Concordia's Thursday Report

Vol. 29, No.8

January 13, 2005


Solar Decathlon team are ready to build their house

By Kate Shingler

Mark Pasini (left) and  Andreas Athienitis

Student project manager of the Canadian Solar Decathalon team Mark Pasini (left) and chief faculty advisor Andreas Athienitis beside an early model of the solar-panelled house.
Photo by Andrew Dobrowolskyj

Energy-sustaining homes, though relatively common in Japan and Germany, are more often found in classrooms and laboratories than in subdivisions across Canada.

Master's student Mark Pasini is one of about 40 students from Concordia and the Université de Montréal who are building a solar-powered home for the International Solar Decathlon, to be held. Oct. 7 to 14, 2005, in Washington, D.C.

The students have to operate a home equipped with regular appliances like a stove, refrigerator and dishwasher for a week on solar energy alone. They also have to maintain a steady temperature of between 22.2 and 24.4 degrees Celsius inside the house at all times.

The $70-million International Solar Decathlon was born out of growing concern over the global energy crisis, the climbing price of natural gas and oil, and increasing conflicts over access to oil in the Middle East.

Pasini says the shift towards solar-powered homes is inevitable. In fact, he's convinced that with the right government incentives, it's going to start happening over the next few years.

The Concordia-U de M contingent is the only Canadian team in the competition, up against 18 teams from the U.S. and abroad. They are all trying to achieve the same goal: to construct the best and most functional home powered completely by sunlight.

Construction on the energy-efficient residence begins in February, but planning has been underway for quite some time.

Alouette Homes approved the team's architectural drawings this summer, and the construction drawings are now underway. The Granby-based company, which builds modular homes, is sponsoring Concordia's entry and will be constructing the basic structure free of charge.

In addition to the model donated by Alouette, help from the federal government and an electric car donated to every team from GEM, the Concordia team is seeking other sponsors to help with building costs.

They are currently in talks with several Canadian companies for their solar panel supply and may be on the receiving end of a dozen 300-pound batteries from Surrette that will be used to store the solar energy.

The panels use the concept of BIPV (building integrated photovoltaics), which involves integrating solar panels into rooftops rather than having them stand out like eyesores.

They can also be used to cover rooftops like a shingle would today, but they are still much more expensive than regular shingles, costing an average of $400 dollars per square metre. That's much more than for regular shingles, so donations and corporate sponsors are crucial.
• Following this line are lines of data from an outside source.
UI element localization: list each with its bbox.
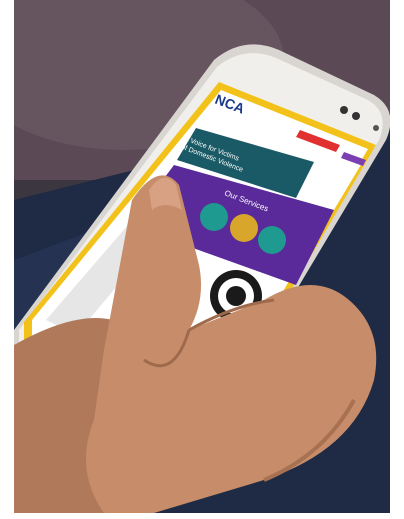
photo-frame: NCA A Voice for Victims of Domestic Viol… <box>0 0 404 519</box>
scene <box>14 0 390 513</box>
photo: NCA A Voice for Victims of Domestic Viol… <box>14 0 390 513</box>
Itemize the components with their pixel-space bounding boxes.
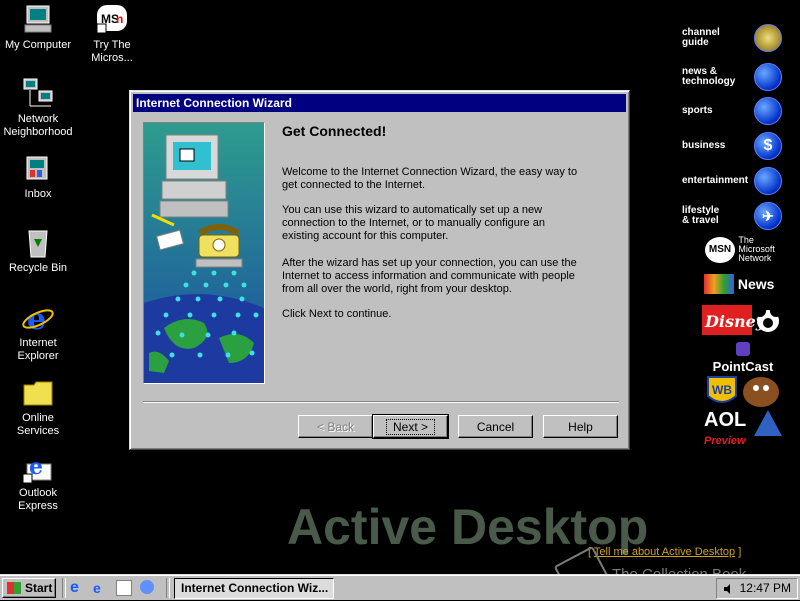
quick-launch-internet-explorer-icon[interactable]: e bbox=[70, 579, 88, 597]
soccer-ball-icon bbox=[754, 97, 782, 125]
network-icon bbox=[21, 78, 55, 110]
quick-launch-show-desktop-icon[interactable] bbox=[116, 580, 132, 596]
msn-logo-icon: MSN bbox=[705, 236, 735, 263]
channel-business[interactable]: business $ bbox=[682, 132, 782, 160]
dollar-icon: $ bbox=[754, 132, 782, 160]
back-button[interactable]: < Back bbox=[298, 415, 373, 438]
channel-label: news & technology bbox=[682, 66, 736, 87]
next-button-label: Next > bbox=[385, 418, 435, 435]
warner-bros-taz-icon: WB bbox=[707, 376, 779, 407]
pointcast-logo[interactable]: PointCast bbox=[702, 342, 784, 374]
desktop-icon-label: Inbox bbox=[24, 188, 52, 200]
svg-text:e: e bbox=[27, 302, 46, 334]
aol-triangle-icon bbox=[753, 410, 782, 436]
wizard-paragraph-setup: You can use this wizard to automatically… bbox=[282, 204, 545, 242]
desktop-icon-inbox[interactable]: Inbox bbox=[0, 153, 76, 201]
clock[interactable]: 12:47 PM bbox=[740, 579, 791, 598]
airplane-icon: ✈ bbox=[754, 202, 782, 230]
channel-guide[interactable]: channel guide bbox=[682, 24, 782, 52]
outlook-express-icon: e bbox=[21, 452, 55, 484]
wizard-illustration bbox=[143, 122, 265, 384]
taskbar-button-internet-connection-wizard[interactable]: Internet Connection Wiz... bbox=[174, 578, 334, 599]
aol-logo[interactable]: AOL Preview bbox=[704, 409, 784, 447]
film-icon bbox=[754, 167, 782, 195]
dialog-title-bar[interactable]: Internet Connection Wizard bbox=[133, 94, 626, 112]
msnbc-news-logo[interactable]: News bbox=[704, 274, 784, 294]
satellite-dish-icon bbox=[754, 24, 782, 52]
desktop-icon-outlook-express[interactable]: e Outlook Express bbox=[0, 452, 76, 513]
toolbar-divider bbox=[166, 578, 170, 598]
msnbc-news-label: News bbox=[737, 276, 775, 292]
wizard-paragraph-welcome: Welcome to the Internet Connection Wizar… bbox=[282, 166, 578, 191]
cancel-button[interactable]: Cancel bbox=[458, 415, 533, 438]
tell-me-about-link[interactable]: [ Tell me about Active Desktop ] bbox=[588, 546, 741, 558]
disney-mickey-icon: Disney bbox=[702, 305, 782, 335]
inbox-icon bbox=[21, 153, 55, 185]
disney-logo[interactable]: Disney bbox=[702, 303, 782, 337]
start-button-label: Start bbox=[25, 581, 53, 595]
channel-label: lifestyle & travel bbox=[682, 205, 720, 226]
channel-sports[interactable]: sports bbox=[682, 97, 782, 125]
computer-phone-globe-icon bbox=[144, 123, 264, 383]
desktop-icon-network[interactable]: Network Neighborhood bbox=[0, 78, 76, 139]
desktop-icon-my-computer[interactable]: My Computer bbox=[0, 4, 76, 52]
msn-icon: MS n bbox=[95, 4, 129, 36]
start-button[interactable]: Start bbox=[2, 578, 56, 598]
windows-logo-icon bbox=[7, 582, 21, 594]
desktop-icon-recycle-bin[interactable]: Recycle Bin bbox=[0, 227, 76, 275]
internet-connection-wizard-dialog: Internet Connection Wizard Get Connected… bbox=[129, 90, 630, 450]
desktop-icon-online-services[interactable]: Online Services bbox=[0, 377, 76, 438]
channel-news-technology[interactable]: news & technology bbox=[682, 63, 782, 91]
wizard-heading: Get Connected! bbox=[282, 123, 387, 139]
toolbar-divider bbox=[62, 578, 66, 598]
pointcast-label: PointCast bbox=[712, 359, 774, 374]
svg-text:n: n bbox=[116, 12, 123, 26]
svg-text:WB: WB bbox=[712, 383, 732, 397]
folder-icon bbox=[21, 377, 55, 409]
desktop-icon-internet-explorer[interactable]: e Internet Explorer bbox=[0, 302, 76, 363]
desktop-icon-label: Online Services bbox=[16, 412, 60, 437]
taskbar: Start e e Internet Connection Wiz... 12:… bbox=[0, 574, 800, 600]
computer-icon bbox=[21, 4, 55, 36]
desktop-icon-label: My Computer bbox=[4, 39, 72, 51]
channel-label: business bbox=[682, 140, 726, 151]
system-tray: 12:47 PM bbox=[716, 578, 798, 599]
help-button[interactable]: Help bbox=[543, 415, 618, 438]
desktop-icon-msn[interactable]: MS n Try The Micros... bbox=[74, 4, 150, 65]
aol-preview-label: Preview bbox=[704, 435, 746, 447]
channel-label: sports bbox=[682, 105, 713, 116]
dialog-separator bbox=[143, 401, 619, 403]
channel-label: entertainment bbox=[682, 175, 749, 186]
msn-network-label: The Microsoft Network bbox=[738, 235, 775, 263]
quick-launch-channels-icon[interactable] bbox=[140, 580, 154, 594]
pointcast-icon bbox=[736, 342, 750, 356]
peacock-icon bbox=[704, 274, 734, 294]
msn-network-logo[interactable]: MSN The Microsoft Network bbox=[705, 236, 787, 263]
dialog-title: Internet Connection Wizard bbox=[136, 96, 292, 110]
wizard-paragraph-next: Click Next to continue. bbox=[282, 308, 392, 320]
channel-entertainment[interactable]: entertainment bbox=[682, 167, 782, 195]
keyboard-icon bbox=[754, 63, 782, 91]
desktop-icon-label: Internet Explorer bbox=[17, 337, 59, 362]
desktop-icon-label: Outlook Express bbox=[18, 487, 58, 512]
warner-bros-logo[interactable]: WB bbox=[706, 374, 782, 408]
desktop-icon-label: Try The Micros... bbox=[91, 39, 133, 64]
channel-label: channel guide bbox=[682, 27, 720, 48]
desktop-icon-label: Recycle Bin bbox=[8, 262, 68, 274]
tell-me-link-text[interactable]: Tell me about Active Desktop bbox=[594, 546, 735, 558]
desktop-icon-label: Network Neighborhood bbox=[3, 113, 73, 138]
channel-lifestyle-travel[interactable]: lifestyle & travel ✈ bbox=[682, 202, 782, 230]
wizard-paragraph-after: After the wizard has set up your connect… bbox=[282, 257, 577, 295]
speaker-icon[interactable] bbox=[723, 582, 735, 594]
internet-explorer-icon: e bbox=[21, 302, 55, 337]
quick-launch-outlook-express-icon[interactable]: e bbox=[93, 579, 111, 597]
next-button[interactable]: Next > bbox=[372, 414, 449, 439]
recycle-bin-icon bbox=[21, 227, 55, 259]
aol-label: AOL bbox=[704, 409, 747, 431]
Pasini and his fellow students have found ways to optimize the efficiency of the solar panels. That means that they are able to harness up to 25 per cent more energy with their technology.

“Normally, you only get electricity out of the panels, but we're able to use it [so efficiently] that we can heat our space and water.”

The model will be assembled on Concordia’s Loyola Campus, its final resting place. Whether or not it wins next October, that will be its permanent home as a research centre or teaching facility. It will demonstrate advanced solar technology as well as Concordia’s commitment to sustainable development.

The project is getting a lot of media attention. The Discovery Channel is producing a documentary on the Solar Decathlon, and will be doing segments on each team. Global Television and CBC are also covering the team's entry.

The team includes students from two Concordia departments, Building, Civil and Environmental Engineering and Computer Science, plus several architecture students from the Université de Montréal.

Professor Athienitis is envious. “I wish I’d had that when I was an undergraduate student. They learn everything about the practical aspects of engineering.” He is working on a related research project, and plans to build a solar-powered home of his own. “It's going to be as comfortable as possible, almost like a live-in laboratory.”